If you put this all together it is easy to see a train-wreck ahead: nuclear power plants that cost much more than competitive alternatives, built to service expectations of massive demand increases that fail to materialize. The result is debt, financial deterioration, and credit downgrades with the damage absorbed by the Thai government and Thai people.

Thailand will be much wiser to pursue a balanced portfolio of smaller, safer clean energy investments. Serious, systematic energy efficiency throughout all sectors, all competent energy practitioners know, is the least-cost option and the essential base for wise energy planning. Energy efficiency measures have dual advantages of being inexpensive (new nuclear is typically 10-fold more costly than typically observed energy efficiency costs) and quick (dozens of times faster than nuclear). Fortunately EGAT's Demand Side Management (DSM) office is moving ahead with plans for a new energy efficient lighting program. But it just barely scratches the surface.

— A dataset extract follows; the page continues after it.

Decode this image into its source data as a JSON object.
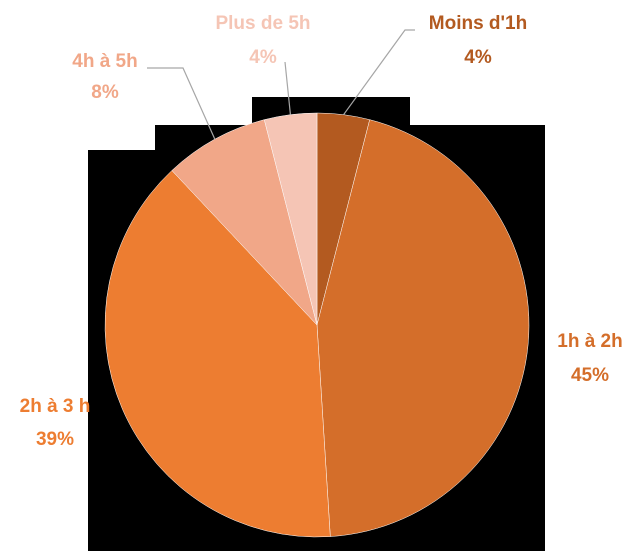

Comprehensive energy efficiency should be coupled with efficient, clean generation (cogeneration, tri-generation, renewable energy) built at a scale that allows for rapid deployment and lowers risk through short lead times and competitive costs.

There is no sense raising the tired argument that nuclear power is necessary for climate protection. It is common sense that the climate crisis will be better addressed by investing in cheaper, faster options instead of throwing money at costlier and slower solutions like new nuclear power.

Some of the policy machinery is already in place: ambitious government targets for energy efficiency and renewable energy, and successful programs like EGAT's Demand Side Management (DSM) office, and the Small Power Producer (SPP) and the Very Small Power Producer (VSPP) programs for motivating efficient and rapid industry investments in decentralized clean energy. What is needed is for EGAT to realign its vision away from nuclear power - a risky, slow, expensive, chunky and clunky technology that has been moribund for at least 20 years - and towards the intelligent, decentralized, highly efficient and therefore very competitive energy future that is emerging worldwide.